Skopiowałem z innego mojego posta, bo nie chce mi sie kolejny raz tłumaczyć.

[

spoiler start

A cała ta sytuacja uzmysłowiła jej, gdy zobaczyła Joela, że to wszystko nie ma sensu, że jej życie bez Joela nie ma sensu. Uświadomiła sobie, że Jole to tak duża część jej, że bez niego wszystko kompletnie jest niczym. Zrozumiała że tamtego dnia straciła cały sens życia. Spadła na emocjonalne dno. Wyobraź sobie najgorszą sytuacje w jakiej możesz znaleźć się człowiek , jaka niemoc i ból czuje i pomnóż to razy 1000. Ciężko aż o tym myśleć, bo człowiek dostaje depresji. Takie było przesłanie tej sceny. Elli siedząca zrezygnowana w wodzie.
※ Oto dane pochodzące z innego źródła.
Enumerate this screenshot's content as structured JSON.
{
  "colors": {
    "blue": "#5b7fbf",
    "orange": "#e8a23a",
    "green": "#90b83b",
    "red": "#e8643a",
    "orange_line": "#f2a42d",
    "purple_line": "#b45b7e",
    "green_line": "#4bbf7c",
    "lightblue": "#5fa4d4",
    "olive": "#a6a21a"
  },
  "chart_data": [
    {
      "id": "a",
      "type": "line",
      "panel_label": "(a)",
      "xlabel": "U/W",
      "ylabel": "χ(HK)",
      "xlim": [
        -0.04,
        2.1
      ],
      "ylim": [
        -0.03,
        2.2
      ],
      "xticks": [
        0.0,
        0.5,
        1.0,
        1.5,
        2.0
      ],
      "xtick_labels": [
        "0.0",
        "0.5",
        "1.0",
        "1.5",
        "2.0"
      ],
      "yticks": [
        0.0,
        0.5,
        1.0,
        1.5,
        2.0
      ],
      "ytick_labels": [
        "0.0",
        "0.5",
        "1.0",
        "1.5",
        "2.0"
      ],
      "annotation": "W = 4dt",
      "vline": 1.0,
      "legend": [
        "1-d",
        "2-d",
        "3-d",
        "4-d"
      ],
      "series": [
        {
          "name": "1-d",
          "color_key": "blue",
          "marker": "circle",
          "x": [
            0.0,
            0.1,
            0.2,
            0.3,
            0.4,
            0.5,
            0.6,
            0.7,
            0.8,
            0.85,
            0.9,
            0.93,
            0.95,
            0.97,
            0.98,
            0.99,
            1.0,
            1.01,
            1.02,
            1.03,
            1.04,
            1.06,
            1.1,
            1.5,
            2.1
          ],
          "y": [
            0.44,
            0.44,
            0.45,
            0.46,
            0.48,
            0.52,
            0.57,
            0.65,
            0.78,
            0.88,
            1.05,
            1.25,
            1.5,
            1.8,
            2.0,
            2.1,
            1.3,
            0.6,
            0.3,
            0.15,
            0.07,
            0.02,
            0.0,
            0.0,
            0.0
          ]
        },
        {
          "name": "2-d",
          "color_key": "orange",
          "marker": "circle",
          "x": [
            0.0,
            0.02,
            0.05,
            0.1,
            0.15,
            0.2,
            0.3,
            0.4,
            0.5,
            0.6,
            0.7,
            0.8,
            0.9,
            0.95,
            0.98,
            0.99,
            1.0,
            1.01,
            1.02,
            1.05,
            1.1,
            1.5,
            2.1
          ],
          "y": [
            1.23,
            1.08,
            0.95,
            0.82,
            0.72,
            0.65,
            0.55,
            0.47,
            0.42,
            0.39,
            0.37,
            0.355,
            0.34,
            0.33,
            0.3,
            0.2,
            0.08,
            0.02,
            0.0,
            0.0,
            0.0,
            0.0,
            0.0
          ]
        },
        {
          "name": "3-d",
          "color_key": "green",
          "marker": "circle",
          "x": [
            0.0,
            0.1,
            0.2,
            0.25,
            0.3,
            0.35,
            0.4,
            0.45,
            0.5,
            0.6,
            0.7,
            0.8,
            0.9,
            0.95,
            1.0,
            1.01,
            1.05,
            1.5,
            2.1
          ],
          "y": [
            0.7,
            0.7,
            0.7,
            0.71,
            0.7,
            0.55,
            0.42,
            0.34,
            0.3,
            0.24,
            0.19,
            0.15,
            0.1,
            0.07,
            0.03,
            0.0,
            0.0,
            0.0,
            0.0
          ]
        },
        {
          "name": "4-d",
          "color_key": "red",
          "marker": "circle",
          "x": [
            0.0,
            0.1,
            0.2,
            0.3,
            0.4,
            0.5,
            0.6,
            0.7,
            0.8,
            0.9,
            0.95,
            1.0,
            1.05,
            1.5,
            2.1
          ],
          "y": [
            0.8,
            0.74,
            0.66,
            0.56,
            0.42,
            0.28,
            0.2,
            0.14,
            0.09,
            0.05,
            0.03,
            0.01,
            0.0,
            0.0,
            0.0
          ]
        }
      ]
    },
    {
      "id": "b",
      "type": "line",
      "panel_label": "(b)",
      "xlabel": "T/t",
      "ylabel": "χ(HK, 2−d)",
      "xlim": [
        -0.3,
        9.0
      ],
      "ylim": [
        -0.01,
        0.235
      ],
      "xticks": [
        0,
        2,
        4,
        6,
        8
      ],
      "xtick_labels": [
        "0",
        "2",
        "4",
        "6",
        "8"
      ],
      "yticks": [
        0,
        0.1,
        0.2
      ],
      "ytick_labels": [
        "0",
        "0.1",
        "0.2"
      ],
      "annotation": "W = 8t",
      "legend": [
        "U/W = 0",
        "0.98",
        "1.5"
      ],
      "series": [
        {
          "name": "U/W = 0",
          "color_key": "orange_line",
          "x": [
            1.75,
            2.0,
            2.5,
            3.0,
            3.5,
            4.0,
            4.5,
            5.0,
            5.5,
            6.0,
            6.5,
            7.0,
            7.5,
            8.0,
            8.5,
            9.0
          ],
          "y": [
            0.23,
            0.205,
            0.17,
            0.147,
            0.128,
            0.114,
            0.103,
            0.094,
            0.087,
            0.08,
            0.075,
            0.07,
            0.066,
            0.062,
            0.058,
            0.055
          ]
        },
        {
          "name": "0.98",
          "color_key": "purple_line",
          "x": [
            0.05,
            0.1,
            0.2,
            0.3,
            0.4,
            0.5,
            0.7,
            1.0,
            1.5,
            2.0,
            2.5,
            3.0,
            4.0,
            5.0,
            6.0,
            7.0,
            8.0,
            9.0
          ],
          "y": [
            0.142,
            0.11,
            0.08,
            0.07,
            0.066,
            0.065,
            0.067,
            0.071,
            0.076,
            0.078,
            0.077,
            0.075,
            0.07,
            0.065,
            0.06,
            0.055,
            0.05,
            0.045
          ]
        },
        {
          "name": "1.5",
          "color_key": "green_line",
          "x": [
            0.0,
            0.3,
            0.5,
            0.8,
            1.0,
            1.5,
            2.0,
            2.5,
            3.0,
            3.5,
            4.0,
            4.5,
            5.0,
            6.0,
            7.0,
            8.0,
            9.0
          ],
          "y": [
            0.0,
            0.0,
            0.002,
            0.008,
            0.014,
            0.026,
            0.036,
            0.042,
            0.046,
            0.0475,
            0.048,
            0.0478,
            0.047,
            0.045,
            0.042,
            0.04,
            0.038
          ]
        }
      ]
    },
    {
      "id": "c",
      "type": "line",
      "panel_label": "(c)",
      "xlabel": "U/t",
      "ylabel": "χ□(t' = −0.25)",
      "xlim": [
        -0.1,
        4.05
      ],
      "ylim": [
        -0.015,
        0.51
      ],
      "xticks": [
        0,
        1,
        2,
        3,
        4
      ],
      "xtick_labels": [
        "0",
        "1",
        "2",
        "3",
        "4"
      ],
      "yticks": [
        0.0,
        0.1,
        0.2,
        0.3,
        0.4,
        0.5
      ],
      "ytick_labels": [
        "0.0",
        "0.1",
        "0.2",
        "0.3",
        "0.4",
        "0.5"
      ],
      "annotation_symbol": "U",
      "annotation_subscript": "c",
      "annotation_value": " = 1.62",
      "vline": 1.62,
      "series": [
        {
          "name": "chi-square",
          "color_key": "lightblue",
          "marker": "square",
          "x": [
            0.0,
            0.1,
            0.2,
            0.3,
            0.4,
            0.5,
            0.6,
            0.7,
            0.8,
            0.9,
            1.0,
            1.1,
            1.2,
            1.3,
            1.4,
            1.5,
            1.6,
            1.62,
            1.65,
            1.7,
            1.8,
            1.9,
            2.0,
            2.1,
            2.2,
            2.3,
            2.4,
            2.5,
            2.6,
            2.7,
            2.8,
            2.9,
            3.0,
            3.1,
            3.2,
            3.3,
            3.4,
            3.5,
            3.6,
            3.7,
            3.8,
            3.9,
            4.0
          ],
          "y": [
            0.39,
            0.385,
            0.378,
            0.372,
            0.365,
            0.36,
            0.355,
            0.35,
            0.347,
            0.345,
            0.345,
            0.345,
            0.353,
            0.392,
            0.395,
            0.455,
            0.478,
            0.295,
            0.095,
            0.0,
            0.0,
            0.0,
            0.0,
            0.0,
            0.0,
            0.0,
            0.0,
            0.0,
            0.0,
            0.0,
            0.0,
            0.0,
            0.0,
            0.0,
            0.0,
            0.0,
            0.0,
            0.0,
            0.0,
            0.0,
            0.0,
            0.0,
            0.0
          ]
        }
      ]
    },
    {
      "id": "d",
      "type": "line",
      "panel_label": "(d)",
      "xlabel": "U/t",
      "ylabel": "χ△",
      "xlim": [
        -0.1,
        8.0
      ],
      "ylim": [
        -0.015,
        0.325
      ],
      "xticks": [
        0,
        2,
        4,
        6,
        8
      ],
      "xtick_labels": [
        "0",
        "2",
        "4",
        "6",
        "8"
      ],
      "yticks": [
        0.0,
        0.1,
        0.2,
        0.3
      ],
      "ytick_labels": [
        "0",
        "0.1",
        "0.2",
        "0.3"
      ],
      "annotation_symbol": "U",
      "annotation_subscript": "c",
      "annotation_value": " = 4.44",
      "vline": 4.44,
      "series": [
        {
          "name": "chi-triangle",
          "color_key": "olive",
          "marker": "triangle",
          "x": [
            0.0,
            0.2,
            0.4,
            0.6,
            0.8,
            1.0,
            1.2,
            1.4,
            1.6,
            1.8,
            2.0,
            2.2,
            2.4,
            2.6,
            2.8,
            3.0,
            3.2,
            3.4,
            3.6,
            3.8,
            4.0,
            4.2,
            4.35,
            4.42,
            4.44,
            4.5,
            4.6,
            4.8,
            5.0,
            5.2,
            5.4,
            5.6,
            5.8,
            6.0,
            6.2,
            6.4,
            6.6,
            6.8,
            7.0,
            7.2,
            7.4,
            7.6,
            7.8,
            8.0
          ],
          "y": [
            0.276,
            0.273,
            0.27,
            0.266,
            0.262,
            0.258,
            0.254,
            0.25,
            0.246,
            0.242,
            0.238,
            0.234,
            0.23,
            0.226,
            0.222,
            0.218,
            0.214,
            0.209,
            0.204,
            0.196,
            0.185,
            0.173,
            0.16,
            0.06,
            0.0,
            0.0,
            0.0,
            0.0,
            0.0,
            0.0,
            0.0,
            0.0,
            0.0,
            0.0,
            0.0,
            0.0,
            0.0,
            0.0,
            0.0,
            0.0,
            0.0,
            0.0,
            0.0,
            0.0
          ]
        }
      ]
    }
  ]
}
Szkoda, że nie pokazali jej twarzy, wtedy może wyraźniej było by to zaznaczone.
Człowiek w takim miejscu swojego życia najczęściej strzela sobie w łeb, albo bierze sznur. Człowiek po prostu nie może znaleźć sie w gorszej sytuacji. Czuć się gorzej. To takie miejsce w którym wszystkie negatywne rzeczy są naj. Nie ma już nic gorszego.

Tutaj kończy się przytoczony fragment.